In light of this and other threats, the U.S. Conference of Catholic Bishops and a diverse coalition of religious organizations earlier this summer called for continued protection of the Religious Freedom Restoration Act in light of the threats. Leaders of the Church of Jesus Christ of Latter-day Saints, the Southern Baptist Convention, the General Assembly of the Presbyterian Church in America, the Lutheran Church–Missouri Synod, the Rabbinical Council of America, and the Union of Orthodox Jewish Congregations of America, among others, joined in signing the letter, which called the law “a highly flexible legal standard that protects the rights of religious faiths, including the most vulnerable.” Together, these organizations recognized the importance of communicating with elected officials about the role religious freedom should continue to play in our nation, an action we must also be willing to do as faithful citizens.
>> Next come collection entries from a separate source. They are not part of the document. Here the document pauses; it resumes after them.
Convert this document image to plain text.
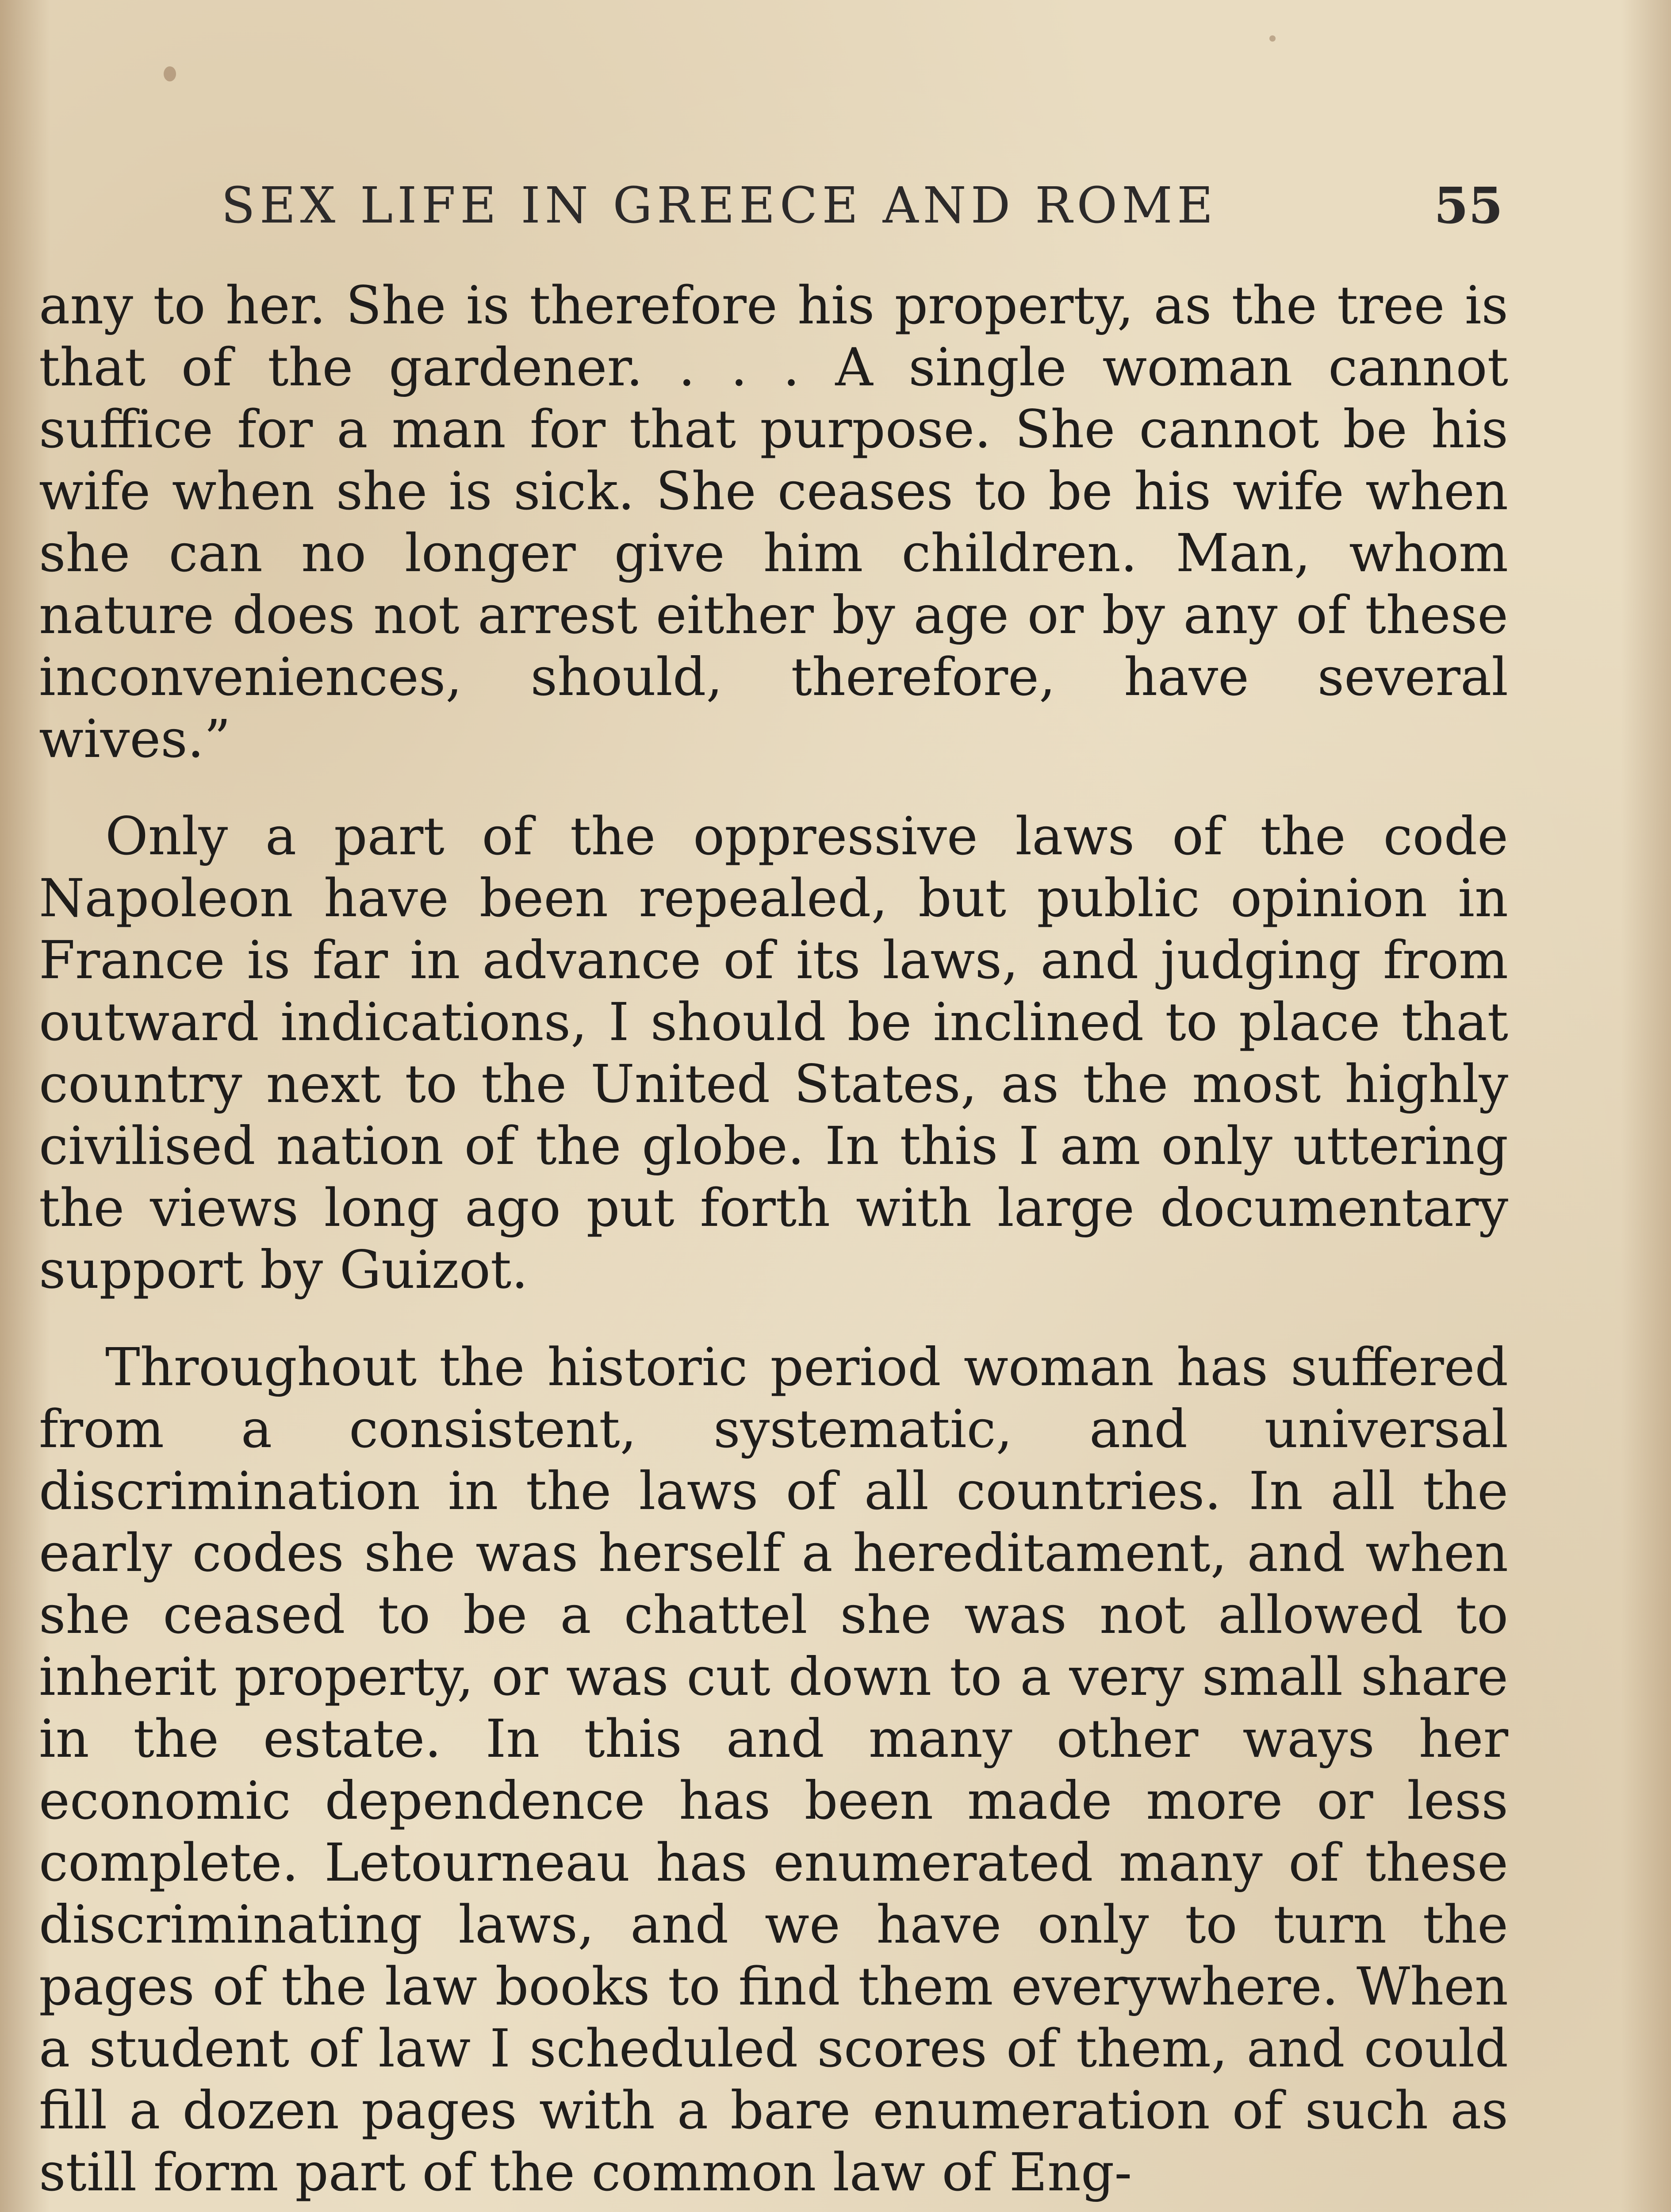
SEX LIFE IN GREECE AND ROME	55

any to her. She is therefore his property, as the tree is that of the gardener. . . . A single woman cannot suffice for a man for that purpose. She cannot be his wife when she is sick. She ceases to be his wife when she can no longer give him children. Man, whom nature does not arrest either by age or by any of these inconveniences, should, therefore, have several wives.”

Only a part of the oppressive laws of the code Napoleon have been repealed, but public opinion in France is far in advance of its laws, and judging from outward indications, I should be inclined to place that country next to the United States, as the most highly civilised nation of the globe. In this I am only uttering the views long ago put forth with large documentary support by Guizot.

Throughout the historic period woman has suffered from a consistent, systematic, and universal discrimination in the laws of all countries. In all the early codes she was herself a hereditament, and when she ceased to be a chattel she was not allowed to inherit property, or was cut down to a very small share in the estate. In this and many other ways her economic dependence has been made more or less complete. Letourneau has enumerated many of these discriminating laws, and we have only to turn the pages of the law books to find them everywhere. When a student of law I scheduled scores of them, and could fill a dozen pages with a bare enumeration of such as still form part of the common law of Eng-
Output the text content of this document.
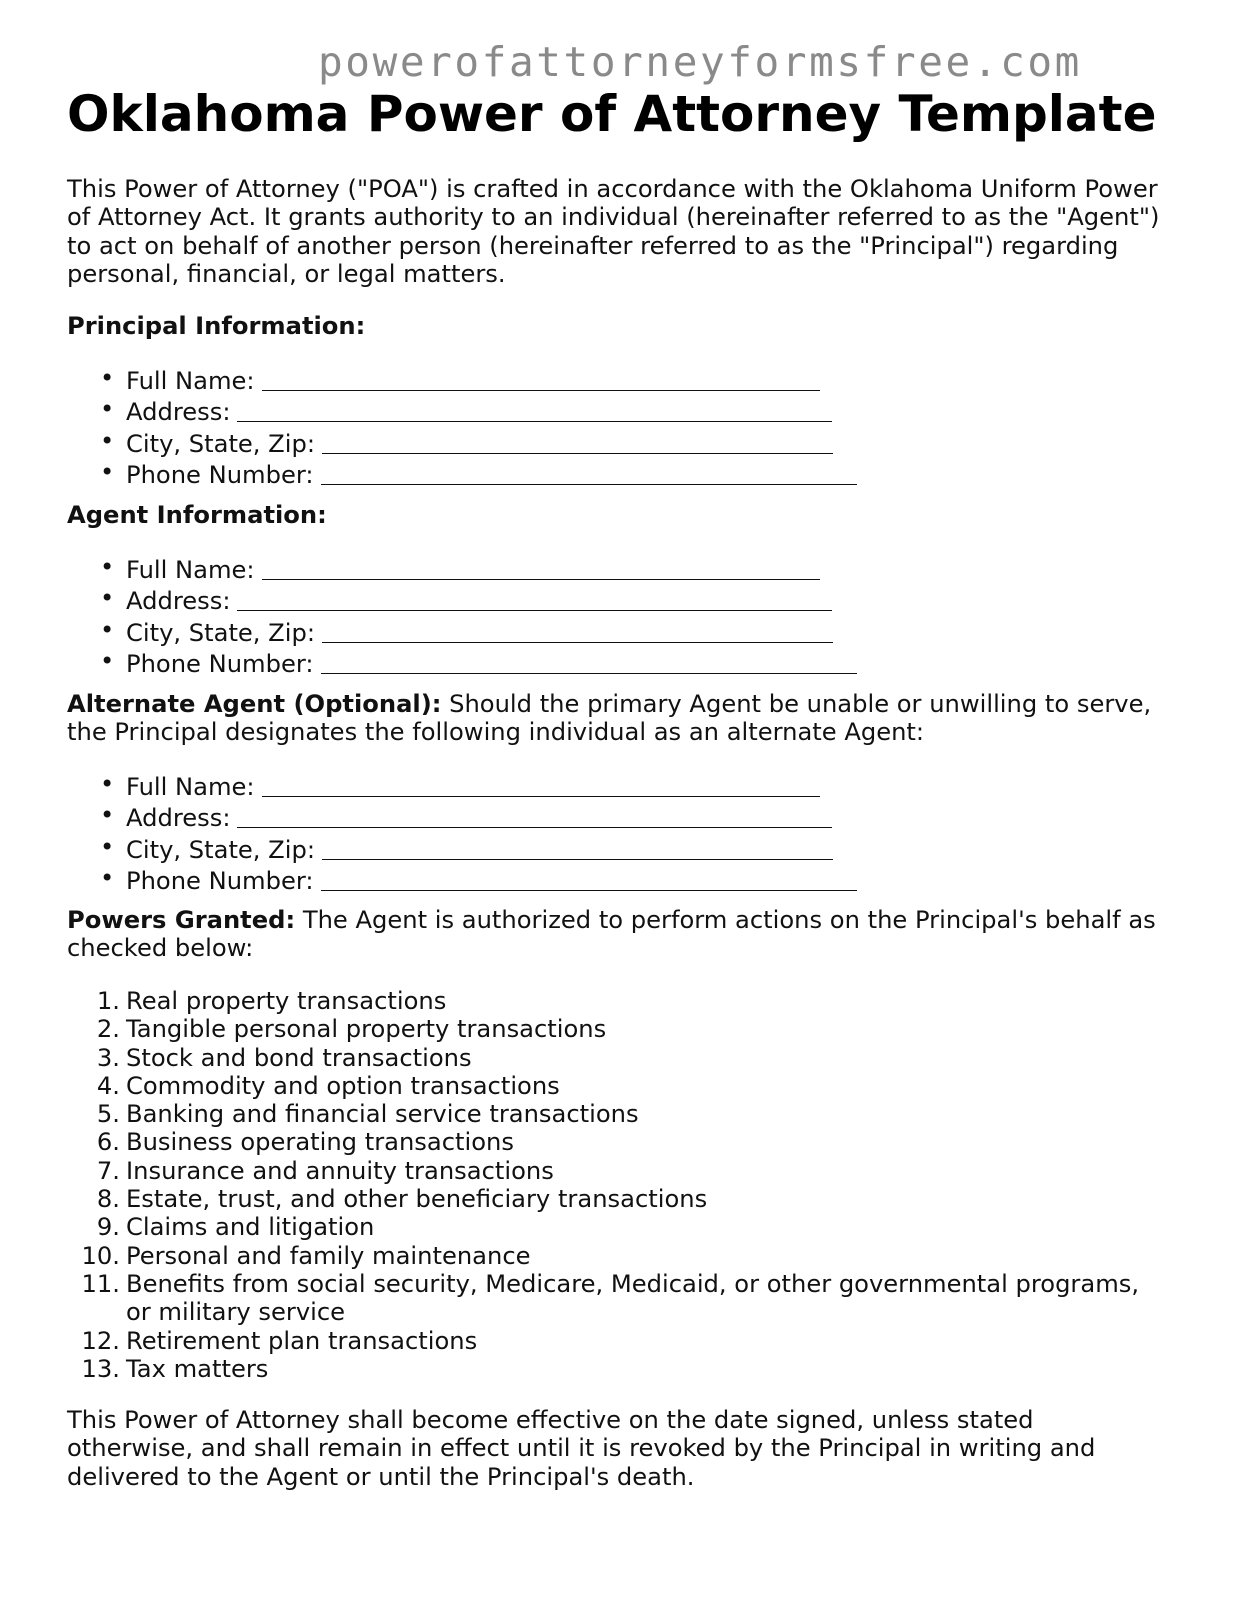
powerofattorneyformsfree.com
Oklahoma Power of Attorney Template

This Power of Attorney ("POA") is crafted in accordance with the Oklahoma Uniform Power of Attorney Act. It grants authority to an individual (hereinafter referred to as the "Agent") to act on behalf of another person (hereinafter referred to as the "Principal") regarding personal, financial, or legal matters.

Principal Information:

• Full Name:
• Address:
• City, State, Zip:
• Phone Number:

Agent Information:

• Full Name:
• Address:
• City, State, Zip:
• Phone Number:

Alternate Agent (Optional): Should the primary Agent be unable or unwilling to serve, the Principal designates the following individual as an alternate Agent:

• Full Name:
• Address:
• City, State, Zip:
• Phone Number:

Powers Granted: The Agent is authorized to perform actions on the Principal's behalf as checked below:

1. Real property transactions
2. Tangible personal property transactions
3. Stock and bond transactions
4. Commodity and option transactions
5. Banking and financial service transactions
6. Business operating transactions
7. Insurance and annuity transactions
8. Estate, trust, and other beneficiary transactions
9. Claims and litigation
10. Personal and family maintenance
11. Benefits from social security, Medicare, Medicaid, or other governmental programs, or military service
12. Retirement plan transactions
13. Tax matters

This Power of Attorney shall become effective on the date signed, unless stated otherwise, and shall remain in effect until it is revoked by the Principal in writing and delivered to the Agent or until the Principal's death.
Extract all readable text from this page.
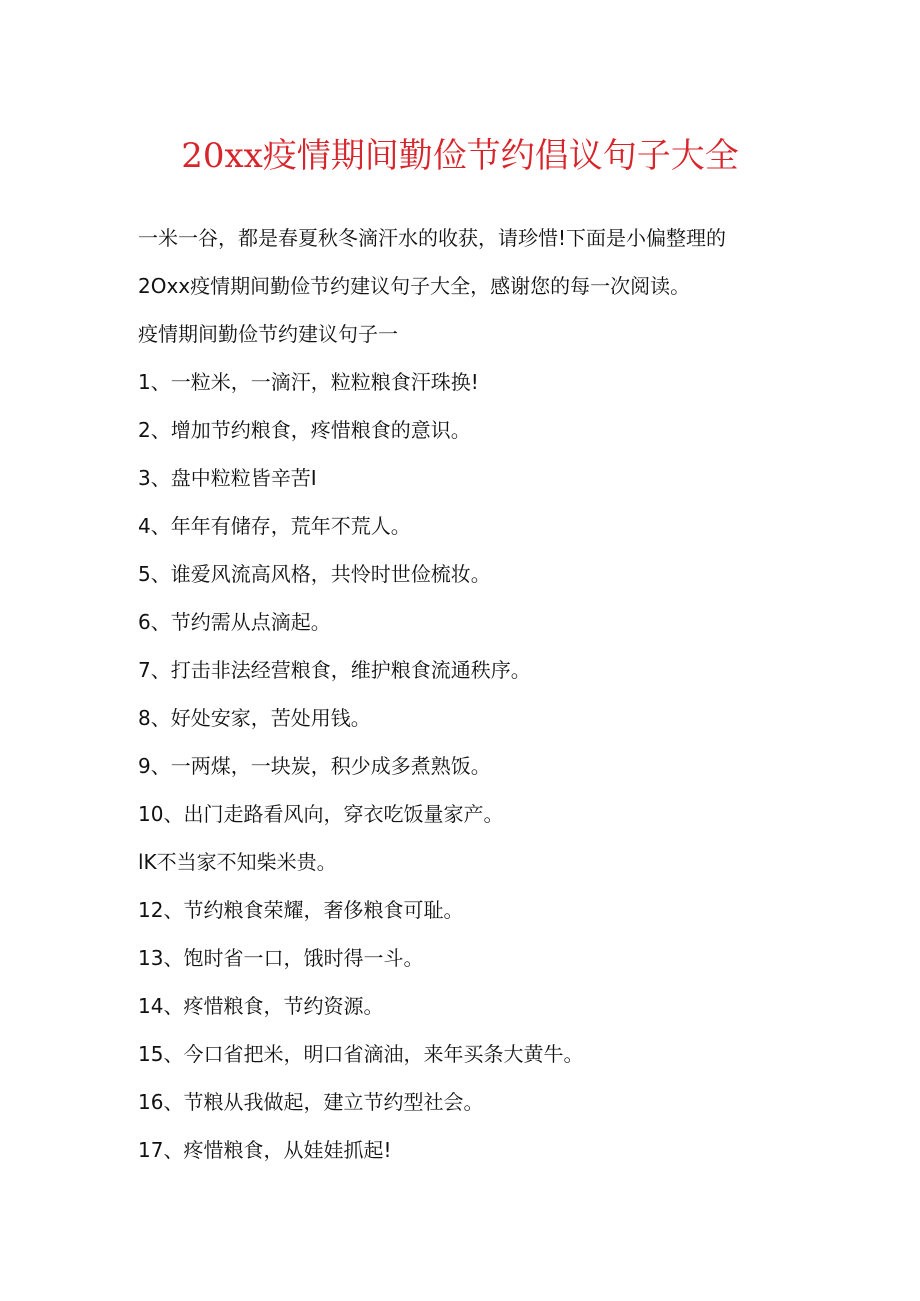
20xx疫情期间勤俭节约倡议句子大全

一米一谷，都是春夏秋冬滴汗水的收获，请珍惜!下面是小偏整理的

2Oxx疫情期间勤俭节约建议句子大全，感谢您的每一次阅读。

疫情期间勤俭节约建议句子一

1、一粒米，一滴汗，粒粒粮食汗珠换!
2、增加节约粮食，疼惜粮食的意识。
3、盘中粒粒皆辛苦I
4、年年有储存，荒年不荒人。
5、谁爱风流高风格，共怜时世俭梳妆。
6、节约需从点滴起。
7、打击非法经营粮食，维护粮食流通秩序。
8、好处安家，苦处用钱。
9、一两煤，一块炭，积少成多煮熟饭。
10、出门走路看风向，穿衣吃饭量家产。
lK不当家不知柴米贵。
12、节约粮食荣耀，奢侈粮食可耻。
13、饱时省一口，饿时得一斗。
14、疼惜粮食，节约资源。
15、今口省把米，明口省滴油，来年买条大黄牛。
16、节粮从我做起，建立节约型社会。
17、疼惜粮食，从娃娃抓起!
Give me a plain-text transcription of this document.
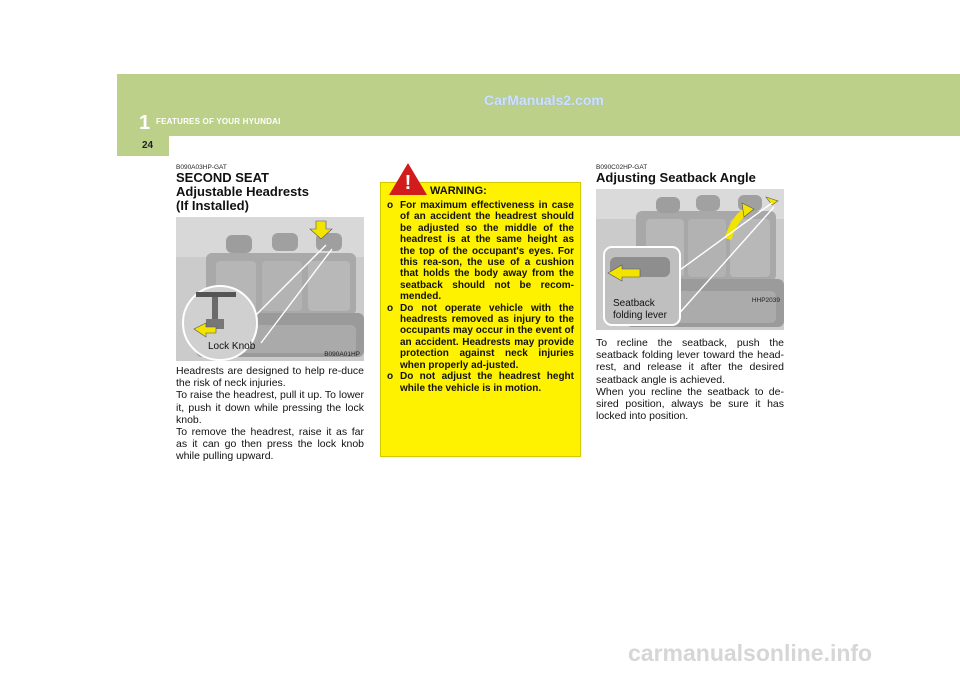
1 FEATURES OF YOUR HYUNDAI
CarManuals2.com
24
B090A03HP-GAT
SECOND SEAT
Adjustable Headrests
(If Installed)
Lock Knob
B090A01HP
Headrests are designed to help re-duce the risk of neck injuries.
To raise the headrest, pull it up. To lower it, push it down while pressing the lock knob.
To remove the headrest, raise it as far as it can go then press the lock knob while pulling upward.
! WARNING:
o For maximum effectiveness in case of an accident the headrest should be adjusted so the middle of the headrest is at the same height as the top of the occupant's eyes. For this rea-son, the use of a cushion that holds the body away from the seatback should not be recom-mended.
o Do not operate vehicle with the headrests removed as injury to the occupants may occur in the event of an accident. Headrests may provide protection against neck injuries when properly ad-justed.
o Do not adjust the headrest heght while the vehicle is in motion.
B090C02HP-GAT
Adjusting Seatback Angle
Seatback
folding lever
HHP2039
To recline the seatback, push the seatback folding lever toward the head-rest, and release it after the desired seatback angle is achieved.
When you recline the seatback to de-sired position, always be sure it has locked into position.
carmanualsonline.info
The MCC and the USCCB remain committed to standing up for religious liberty. In fact, legislation was introduced in the U.S. House of Representatives in late July that would protect the rights of child placement agencies to operate according to their faith tradition. The proposed law, called the Child Welfare Provider Inclusion Act of 2014, specifically would prohibit the exclusion of child welfare providers from federal funding because of the providers’ religious or moral beliefs. The act is a priority for the U.S. bishops’ conference and is crucial to maintaining the diverse tradition of adoption agencies that help place children in loving homes.